Selepas senja, Karin merenungi apa yang ia alami sejak bertemu Garin beberapa hari lalu. Tentu saja kejadian siang tadi. Ia membayangkan, betapa Mia gembira saat bersama Garin tadi. Lantas, apa salahnya kalau dia menjadi papa Mia? bisikan itu menggema di relung hatinya.
Dan ingatlah ia akan ucapan lelaki itu saat bertemu di taman kota.
Mia membutuhkan seorang ayah.
Ya.
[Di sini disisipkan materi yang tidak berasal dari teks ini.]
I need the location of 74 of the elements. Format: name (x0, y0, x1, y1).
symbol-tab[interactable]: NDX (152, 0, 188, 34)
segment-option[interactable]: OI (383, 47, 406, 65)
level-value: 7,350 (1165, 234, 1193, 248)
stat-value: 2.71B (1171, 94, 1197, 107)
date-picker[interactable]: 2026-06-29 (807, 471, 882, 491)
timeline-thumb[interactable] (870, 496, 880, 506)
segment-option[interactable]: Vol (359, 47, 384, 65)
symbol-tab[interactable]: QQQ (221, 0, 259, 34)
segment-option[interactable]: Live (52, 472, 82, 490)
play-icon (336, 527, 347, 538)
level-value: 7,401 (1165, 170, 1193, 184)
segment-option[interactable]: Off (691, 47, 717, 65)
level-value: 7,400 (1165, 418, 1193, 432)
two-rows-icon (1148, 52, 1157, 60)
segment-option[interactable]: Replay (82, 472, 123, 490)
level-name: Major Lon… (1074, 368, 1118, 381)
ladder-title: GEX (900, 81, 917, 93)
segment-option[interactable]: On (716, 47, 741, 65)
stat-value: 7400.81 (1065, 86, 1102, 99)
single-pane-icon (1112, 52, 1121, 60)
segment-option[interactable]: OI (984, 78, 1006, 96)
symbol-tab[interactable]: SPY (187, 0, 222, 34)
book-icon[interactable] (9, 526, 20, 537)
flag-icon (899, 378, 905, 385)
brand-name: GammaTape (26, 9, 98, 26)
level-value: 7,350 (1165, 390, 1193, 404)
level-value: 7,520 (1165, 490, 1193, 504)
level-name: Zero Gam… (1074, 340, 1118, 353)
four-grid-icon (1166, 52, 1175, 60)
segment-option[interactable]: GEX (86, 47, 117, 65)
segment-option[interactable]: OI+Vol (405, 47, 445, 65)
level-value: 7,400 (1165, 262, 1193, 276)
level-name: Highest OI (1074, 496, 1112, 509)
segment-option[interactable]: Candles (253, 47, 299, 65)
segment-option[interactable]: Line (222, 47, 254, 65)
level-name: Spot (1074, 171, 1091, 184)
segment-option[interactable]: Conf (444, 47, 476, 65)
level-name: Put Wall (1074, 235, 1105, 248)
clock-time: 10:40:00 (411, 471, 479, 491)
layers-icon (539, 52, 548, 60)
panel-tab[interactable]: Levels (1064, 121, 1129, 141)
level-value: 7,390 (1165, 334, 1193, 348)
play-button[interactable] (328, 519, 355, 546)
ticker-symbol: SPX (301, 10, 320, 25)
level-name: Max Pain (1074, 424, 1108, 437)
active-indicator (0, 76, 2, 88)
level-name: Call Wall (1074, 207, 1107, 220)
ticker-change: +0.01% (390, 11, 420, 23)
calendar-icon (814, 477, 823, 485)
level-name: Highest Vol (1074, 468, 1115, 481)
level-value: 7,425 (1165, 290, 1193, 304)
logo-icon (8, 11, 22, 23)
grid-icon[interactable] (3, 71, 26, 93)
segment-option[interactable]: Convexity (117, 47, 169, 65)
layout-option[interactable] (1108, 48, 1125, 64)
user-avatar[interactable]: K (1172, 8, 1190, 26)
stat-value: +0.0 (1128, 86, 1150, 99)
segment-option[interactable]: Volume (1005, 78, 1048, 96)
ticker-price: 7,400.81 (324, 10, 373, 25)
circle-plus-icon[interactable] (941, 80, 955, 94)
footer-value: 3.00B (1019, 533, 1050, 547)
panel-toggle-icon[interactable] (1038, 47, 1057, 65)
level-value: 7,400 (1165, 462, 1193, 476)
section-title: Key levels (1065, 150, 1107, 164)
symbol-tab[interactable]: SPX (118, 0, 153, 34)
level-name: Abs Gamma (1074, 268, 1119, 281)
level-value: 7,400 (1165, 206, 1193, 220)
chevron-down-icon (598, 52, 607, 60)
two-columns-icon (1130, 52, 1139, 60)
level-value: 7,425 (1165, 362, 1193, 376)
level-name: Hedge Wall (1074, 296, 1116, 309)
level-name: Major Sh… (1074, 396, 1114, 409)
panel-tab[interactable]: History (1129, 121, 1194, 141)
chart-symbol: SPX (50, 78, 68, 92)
Karin memang harus mengakui hal itu. Kalau memikirkannya, ia sebenarnya merasa kasihan pada anaknya. Sejak lahir belum pernah merasakan kasih sayang seorang papa. Mia pasti sering membayangkan seperti apa rasanya dibelai, digendong, dimanja, dan bermain dengan seorang papa.
Dan itu telah lama dirindukan putrinya.
Tadi Karin dapat melihat kebahagian itu di wajah putrinya, juga kesedihannya saat Garin pergi.
Kalau Mia menginginkannya, kenapa mesti risau? Bukankah itu kebahagiaan dia? kembali bisikan itu menggema di hatinya. Dan pada saat bersamaan, ponselnya berdering. Sonata pada Sinar Bulan.
Aku akan datang dan selalu datang. Tapi bukan sebagai adik dari kakakku. Aku akan datang sebagai ayah Mia.
Betapa indah sebenarnya kalimat itu kalau saja ia merindukan Garin, tapi ia benar-benar belum siap sepenuhnya dengan semua ini. Atau tepatnya, ia tidak tahu, apakah akan menerima lelaki itu atau tidak.
Haruskah aku menerimanya demi kebahagiaan Mia? Jika ya, itu berarti keputusan yang telah diambilnya—yang ia ucapkan di hadapan ibunya—batal?
Tapi apakah itu sebuah persoalan?
Kalau tidak dan anggaplah begitu, sekarang tinggal menyisakan satu pertanyaan: apakah aku mencintai Garin? Benar, dia adik Gilbert, tapi dia bukan Gilbert.
Dan senyum dan tatapan matanya, bukankah itu milik sang kekasih? Atau dia malaikat yang dikirimkan Tuhan untukmu?